Principal lawyer from employment lawyers McDonald Murholme, Andrew Jewell, says that all parents who have been with a company for more than 12 months have the right to ask for flexible work arrangements and where possible, it is in the best interest for companies to grant these arrangements for its employees.
“By choosing to be flexible with hours and/or location of work, you are creating a working environment that not only attracts prospective employees, but that will also see a higher retention of current employees.”
Mr Jewell also argues that allowing flexible working arrangements for parents is conducive to keeping women in the workforce and thus maintaining a gender balance.
“The amount of time women spend out of the workforce to look after their children is likely to lessen if their employer is flexible with their return to work options, and / or their partner’s employer is sympathetic to their hours.”
McDonald Murholme’s own Senior Law Clerk / HR Advisor of 20 years and Super-Mum, Julie Kojdovska, balances a full-time week, with two children aged 14 and 10. This juggling act is managed alongside her husband and through very early start times.
“I’m on the train at 5:00am, so I can be in the office and working from 6:00am,” Mrs Kojdovska said. “This means I can get home to pick up the kids from school in time which is important to me.”
According to Mrs Kojdovska, being able to work flexible hours played a big part in her ability to continue work after pregnancy.
“If it wasn’t for the option to start earlier, I may have had to drop to a part time load in order to fulfil my role as a mum,” she said.

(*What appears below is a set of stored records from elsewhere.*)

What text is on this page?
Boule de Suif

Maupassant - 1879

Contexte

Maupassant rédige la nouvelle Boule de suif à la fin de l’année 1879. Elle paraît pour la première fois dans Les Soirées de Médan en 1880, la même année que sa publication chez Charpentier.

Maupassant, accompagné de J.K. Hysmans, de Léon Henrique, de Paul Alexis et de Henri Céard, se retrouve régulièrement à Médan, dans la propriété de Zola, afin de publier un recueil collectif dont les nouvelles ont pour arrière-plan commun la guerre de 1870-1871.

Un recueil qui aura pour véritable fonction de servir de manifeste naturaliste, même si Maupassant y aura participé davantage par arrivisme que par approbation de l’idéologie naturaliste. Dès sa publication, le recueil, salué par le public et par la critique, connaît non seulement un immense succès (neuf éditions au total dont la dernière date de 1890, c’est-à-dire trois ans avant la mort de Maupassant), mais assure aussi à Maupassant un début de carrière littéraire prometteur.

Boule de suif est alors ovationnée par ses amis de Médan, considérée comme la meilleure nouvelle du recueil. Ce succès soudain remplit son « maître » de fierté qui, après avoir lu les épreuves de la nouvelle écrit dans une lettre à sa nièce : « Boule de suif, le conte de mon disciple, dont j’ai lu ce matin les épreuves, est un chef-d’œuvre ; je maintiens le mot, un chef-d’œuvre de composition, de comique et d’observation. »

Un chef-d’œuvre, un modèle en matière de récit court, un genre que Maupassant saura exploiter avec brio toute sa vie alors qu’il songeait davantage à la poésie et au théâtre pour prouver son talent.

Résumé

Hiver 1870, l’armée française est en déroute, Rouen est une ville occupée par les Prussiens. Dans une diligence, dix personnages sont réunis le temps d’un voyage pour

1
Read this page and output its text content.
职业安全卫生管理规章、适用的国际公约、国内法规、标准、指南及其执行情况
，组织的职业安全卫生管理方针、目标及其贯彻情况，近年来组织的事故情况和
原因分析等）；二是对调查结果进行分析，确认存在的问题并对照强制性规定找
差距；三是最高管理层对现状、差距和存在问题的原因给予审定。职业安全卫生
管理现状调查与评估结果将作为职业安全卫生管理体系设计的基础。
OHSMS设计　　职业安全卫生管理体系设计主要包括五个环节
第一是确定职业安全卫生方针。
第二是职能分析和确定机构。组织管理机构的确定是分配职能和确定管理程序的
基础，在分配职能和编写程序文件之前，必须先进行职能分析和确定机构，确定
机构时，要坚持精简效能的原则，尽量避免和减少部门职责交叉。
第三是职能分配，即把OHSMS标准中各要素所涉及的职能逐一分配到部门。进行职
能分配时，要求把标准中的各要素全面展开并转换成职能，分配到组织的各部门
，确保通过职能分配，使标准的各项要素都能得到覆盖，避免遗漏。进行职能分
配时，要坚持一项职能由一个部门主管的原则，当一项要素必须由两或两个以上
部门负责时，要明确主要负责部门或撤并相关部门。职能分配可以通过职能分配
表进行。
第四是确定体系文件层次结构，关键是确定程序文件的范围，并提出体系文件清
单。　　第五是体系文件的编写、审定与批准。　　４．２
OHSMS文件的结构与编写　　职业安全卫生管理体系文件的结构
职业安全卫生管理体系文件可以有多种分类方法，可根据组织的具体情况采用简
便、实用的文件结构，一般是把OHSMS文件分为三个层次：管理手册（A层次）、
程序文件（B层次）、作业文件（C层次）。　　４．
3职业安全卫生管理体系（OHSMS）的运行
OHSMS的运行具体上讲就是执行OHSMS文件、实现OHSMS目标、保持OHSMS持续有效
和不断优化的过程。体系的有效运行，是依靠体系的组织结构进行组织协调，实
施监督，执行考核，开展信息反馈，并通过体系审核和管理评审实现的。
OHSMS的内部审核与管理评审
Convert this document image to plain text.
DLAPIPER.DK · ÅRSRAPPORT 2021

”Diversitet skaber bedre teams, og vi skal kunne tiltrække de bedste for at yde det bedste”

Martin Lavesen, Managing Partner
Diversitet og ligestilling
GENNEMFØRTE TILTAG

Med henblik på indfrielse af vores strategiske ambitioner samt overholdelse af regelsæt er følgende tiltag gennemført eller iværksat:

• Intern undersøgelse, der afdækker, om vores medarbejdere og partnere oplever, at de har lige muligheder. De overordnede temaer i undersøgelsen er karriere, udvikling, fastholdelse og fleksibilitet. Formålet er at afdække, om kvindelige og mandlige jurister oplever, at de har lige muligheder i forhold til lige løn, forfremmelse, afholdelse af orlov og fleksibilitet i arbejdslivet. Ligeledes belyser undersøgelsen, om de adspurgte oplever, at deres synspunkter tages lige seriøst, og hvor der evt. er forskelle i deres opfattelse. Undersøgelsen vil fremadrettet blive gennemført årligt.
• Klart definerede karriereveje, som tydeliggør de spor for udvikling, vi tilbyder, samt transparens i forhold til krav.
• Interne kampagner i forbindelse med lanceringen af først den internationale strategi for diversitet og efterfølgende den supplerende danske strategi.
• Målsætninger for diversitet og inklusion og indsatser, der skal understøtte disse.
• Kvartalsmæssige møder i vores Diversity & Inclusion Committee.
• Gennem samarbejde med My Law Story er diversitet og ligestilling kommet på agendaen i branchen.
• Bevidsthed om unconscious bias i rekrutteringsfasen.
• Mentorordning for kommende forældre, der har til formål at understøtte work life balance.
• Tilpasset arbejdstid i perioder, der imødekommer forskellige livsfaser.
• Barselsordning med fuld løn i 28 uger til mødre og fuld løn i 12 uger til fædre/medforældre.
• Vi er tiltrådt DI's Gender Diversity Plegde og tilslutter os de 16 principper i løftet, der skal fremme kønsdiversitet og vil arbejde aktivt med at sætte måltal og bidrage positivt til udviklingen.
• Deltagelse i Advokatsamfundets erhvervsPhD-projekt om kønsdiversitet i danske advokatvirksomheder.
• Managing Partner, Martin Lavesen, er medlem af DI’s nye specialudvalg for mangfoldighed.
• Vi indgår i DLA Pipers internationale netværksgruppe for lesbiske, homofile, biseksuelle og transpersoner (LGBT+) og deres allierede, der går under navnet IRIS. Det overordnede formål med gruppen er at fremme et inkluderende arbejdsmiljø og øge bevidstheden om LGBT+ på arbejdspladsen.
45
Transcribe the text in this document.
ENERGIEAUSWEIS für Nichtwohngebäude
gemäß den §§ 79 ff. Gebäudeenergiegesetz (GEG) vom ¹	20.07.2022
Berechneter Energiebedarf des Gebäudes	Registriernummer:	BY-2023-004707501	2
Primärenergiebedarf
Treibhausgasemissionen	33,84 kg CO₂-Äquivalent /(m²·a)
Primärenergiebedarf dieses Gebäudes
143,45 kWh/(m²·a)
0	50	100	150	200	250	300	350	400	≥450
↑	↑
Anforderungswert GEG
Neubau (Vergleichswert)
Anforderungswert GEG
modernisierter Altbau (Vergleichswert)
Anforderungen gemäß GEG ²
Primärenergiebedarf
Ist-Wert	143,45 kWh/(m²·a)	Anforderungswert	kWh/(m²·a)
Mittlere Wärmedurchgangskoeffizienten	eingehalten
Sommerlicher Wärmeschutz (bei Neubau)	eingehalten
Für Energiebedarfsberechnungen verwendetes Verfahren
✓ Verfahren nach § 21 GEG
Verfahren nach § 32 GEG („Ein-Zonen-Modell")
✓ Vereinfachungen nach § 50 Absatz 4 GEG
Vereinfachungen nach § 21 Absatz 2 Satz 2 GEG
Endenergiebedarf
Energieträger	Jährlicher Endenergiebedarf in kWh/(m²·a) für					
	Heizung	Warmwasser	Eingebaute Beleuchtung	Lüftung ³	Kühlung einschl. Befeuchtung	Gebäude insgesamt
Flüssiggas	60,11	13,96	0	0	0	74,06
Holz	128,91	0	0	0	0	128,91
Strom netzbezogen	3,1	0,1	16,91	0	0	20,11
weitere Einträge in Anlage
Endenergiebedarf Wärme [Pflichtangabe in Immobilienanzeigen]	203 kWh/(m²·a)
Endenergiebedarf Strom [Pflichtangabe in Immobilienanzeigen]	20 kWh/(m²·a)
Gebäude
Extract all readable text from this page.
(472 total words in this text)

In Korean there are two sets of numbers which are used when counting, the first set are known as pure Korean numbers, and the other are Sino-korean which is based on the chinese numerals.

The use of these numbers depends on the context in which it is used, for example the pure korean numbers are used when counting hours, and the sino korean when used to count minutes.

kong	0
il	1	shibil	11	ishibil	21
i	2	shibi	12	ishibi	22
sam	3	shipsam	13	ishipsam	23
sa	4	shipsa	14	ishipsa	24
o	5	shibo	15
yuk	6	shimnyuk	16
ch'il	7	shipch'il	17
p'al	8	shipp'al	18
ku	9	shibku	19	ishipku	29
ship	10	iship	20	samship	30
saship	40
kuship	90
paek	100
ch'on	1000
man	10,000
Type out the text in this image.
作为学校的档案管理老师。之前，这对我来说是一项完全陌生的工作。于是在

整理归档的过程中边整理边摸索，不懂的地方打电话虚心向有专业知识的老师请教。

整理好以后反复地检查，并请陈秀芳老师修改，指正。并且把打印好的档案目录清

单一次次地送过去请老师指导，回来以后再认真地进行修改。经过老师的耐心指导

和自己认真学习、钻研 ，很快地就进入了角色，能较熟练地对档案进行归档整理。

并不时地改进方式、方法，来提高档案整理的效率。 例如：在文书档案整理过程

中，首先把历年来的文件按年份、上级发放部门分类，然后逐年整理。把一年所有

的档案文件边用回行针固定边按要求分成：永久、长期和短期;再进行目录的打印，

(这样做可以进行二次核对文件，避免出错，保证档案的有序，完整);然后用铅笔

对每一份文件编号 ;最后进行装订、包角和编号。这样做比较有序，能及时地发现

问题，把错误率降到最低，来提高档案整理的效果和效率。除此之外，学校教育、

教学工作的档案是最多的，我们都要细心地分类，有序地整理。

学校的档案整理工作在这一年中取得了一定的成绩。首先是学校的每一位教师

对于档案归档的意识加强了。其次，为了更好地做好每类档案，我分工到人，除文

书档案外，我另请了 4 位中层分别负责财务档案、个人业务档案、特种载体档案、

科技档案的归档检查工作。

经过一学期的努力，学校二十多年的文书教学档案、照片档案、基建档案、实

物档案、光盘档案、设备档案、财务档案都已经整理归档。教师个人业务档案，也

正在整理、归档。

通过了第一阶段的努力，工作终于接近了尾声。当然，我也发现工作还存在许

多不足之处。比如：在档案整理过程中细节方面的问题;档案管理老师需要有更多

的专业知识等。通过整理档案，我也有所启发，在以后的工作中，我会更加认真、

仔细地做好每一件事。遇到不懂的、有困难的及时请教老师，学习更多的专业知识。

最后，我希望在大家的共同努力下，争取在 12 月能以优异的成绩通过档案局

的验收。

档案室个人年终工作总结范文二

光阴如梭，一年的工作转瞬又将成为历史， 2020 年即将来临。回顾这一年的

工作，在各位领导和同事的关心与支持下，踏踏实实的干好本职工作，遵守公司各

WGEA has some innovative ideas how Australian employers can support mothers at work, including:
- Onsite or subsidised childcare
- Payment of superannuation during paid and/or unpaid parental leave
- ‘Stay in touch’ schemes during parental leave
- Return-to-work bonuses to help women cover the costs of returning from parental leave
- ‘Returnship’ schemes to help women who have been out of the workforce for a period of time.